Even If No Constructive Discharge, EEO Claim Can be Pursued
The Ninth Circuit issued a decision involving a HUD employee who was transferred to Alaska in Metzeger v. Martinez, 40 GERR 1031 (9th Cir. 2002). Mr. Metzeger decided to resign after he was told he was required to move to Alaska. The Court ruled that the forced transfer was not so intolerable that it could amount to a constructive discharge requiring his reinstatement to employment. However, the Court also ruled that Mr. Metzeger was still entitled to present his case to a jury on the issue of whether the decision to transfer him to Alaska amounted to discrimination on the basis of his national origin. Thus, even though he would not be entitled to backpay or reinstatement, he would still be entitled to damages for the discriminatory decision to transfer him.

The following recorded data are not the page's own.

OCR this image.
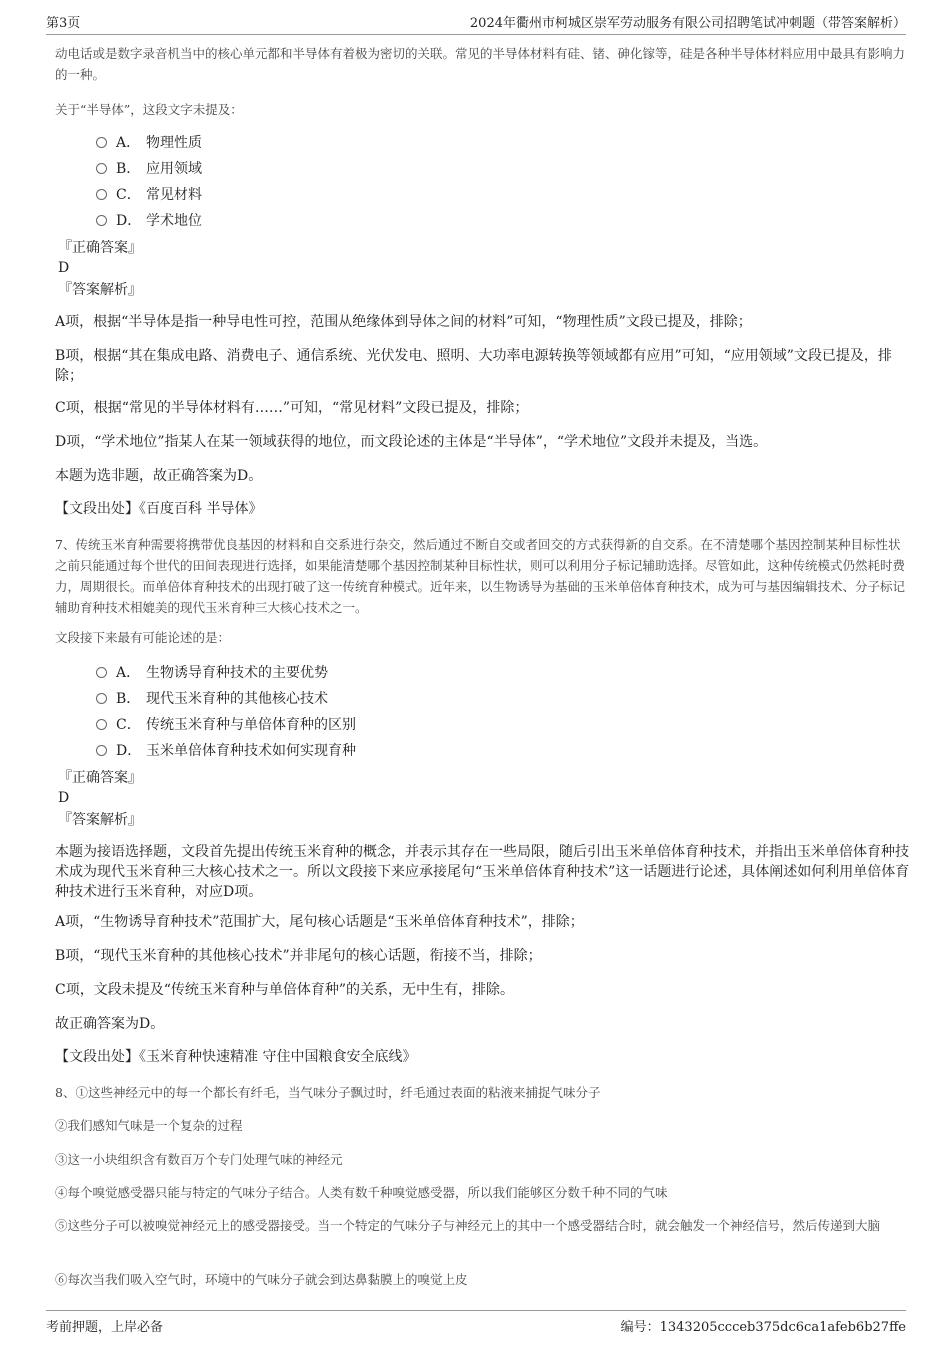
第3页	2024年衢州市柯城区崇军劳动服务有限公司招聘笔试冲刺题（带答案解析）

动电话或是数字录音机当中的核心单元都和半导体有着极为密切的关联。常见的半导体材料有硅、锗、砷化镓等，硅是各种半导体材料应用中最具有影响力的一种。

关于“半导体”，这段文字未提及：

A． 物理性质
B． 应用领域
C． 常见材料
D． 学术地位
『正确答案』
D
『答案解析』

A项，根据“半导体是指一种导电性可控，范围从绝缘体到导体之间的材料”可知，“物理性质”文段已提及，排除；

B项，根据“其在集成电路、消费电子、通信系统、光伏发电、照明、大功率电源转换等领域都有应用”可知，“应用领域”文段已提及，排除；

C项，根据“常见的半导体材料有……”可知，“常见材料”文段已提及，排除；

D项，“学术地位”指某人在某一领域获得的地位，而文段论述的主体是“半导体”，“学术地位”文段并未提及，当选。

本题为选非题，故正确答案为D。

【文段出处】《百度百科 半导体》

7、传统玉米育种需要将携带优良基因的材料和自交系进行杂交，然后通过不断自交或者回交的方式获得新的自交系。在不清楚哪个基因控制某种目标性状之前只能通过每个世代的田间表现进行选择，如果能清楚哪个基因控制某种目标性状，则可以利用分子标记辅助选择。尽管如此，这种传统模式仍然耗时费力，周期很长。而单倍体育种技术的出现打破了这一传统育种模式。近年来，以生物诱导为基础的玉米单倍体育种技术，成为可与基因编辑技术、分子标记辅助育种技术相媲美的现代玉米育种三大核心技术之一。

文段接下来最有可能论述的是：

A． 生物诱导育种技术的主要优势
B． 现代玉米育种的其他核心技术
C． 传统玉米育种与单倍体育种的区别
D． 玉米单倍体育种技术如何实现育种
『正确答案』
D
『答案解析』

本题为接语选择题，文段首先提出传统玉米育种的概念，并表示其存在一些局限，随后引出玉米单倍体育种技术，并指出玉米单倍体育种技术成为现代玉米育种三大核心技术之一。所以文段接下来应承接尾句“玉米单倍体育种技术”这一话题进行论述，具体阐述如何利用单倍体育种技术进行玉米育种，对应D项。

A项，“生物诱导育种技术”范围扩大，尾句核心话题是“玉米单倍体育种技术”，排除；

B项，“现代玉米育种的其他核心技术”并非尾句的核心话题，衔接不当，排除；

C项，文段未提及“传统玉米育种与单倍体育种”的关系，无中生有，排除。

故正确答案为D。

【文段出处】《玉米育种快速精准 守住中国粮食安全底线》

8、①这些神经元中的每一个都长有纤毛，当气味分子飘过时，纤毛通过表面的粘液来捕捉气味分子

②我们感知气味是一个复杂的过程

③这一小块组织含有数百万个专门处理气味的神经元

④每个嗅觉感受器只能与特定的气味分子结合。人类有数千种嗅觉感受器，所以我们能够区分数千种不同的气味

⑤这些分子可以被嗅觉神经元上的感受器接受。当一个特定的气味分子与神经元上的其中一个感受器结合时，就会触发一个神经信号，然后传递到大脑

⑥每次当我们吸入空气时，环境中的气味分子就会到达鼻黏膜上的嗅觉上皮

考前押题，上岸必备	编号：1343205ccceb375dc6ca1afeb6b27ffe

Employee Entitled to an Accommodation, Not Best Accommodation
A recent decision by the Seventh Circuit repeats the well established rule that an employee with a disability is not entitled to the accommodation she prefers but only to a 14 reasonable accommodation." The employee, a nurse with lifting restrictions, was reassigned to a clerical job. The employee argued that she should be reassigned to another nursing position. The Court found that the clerical job provided her with the same salary and so was a reasonable accommodation, even though it had fewer fringe benefits and career advantages. Mays v. Principi, 13 AD Cases 985 (7 th Cir. 2002).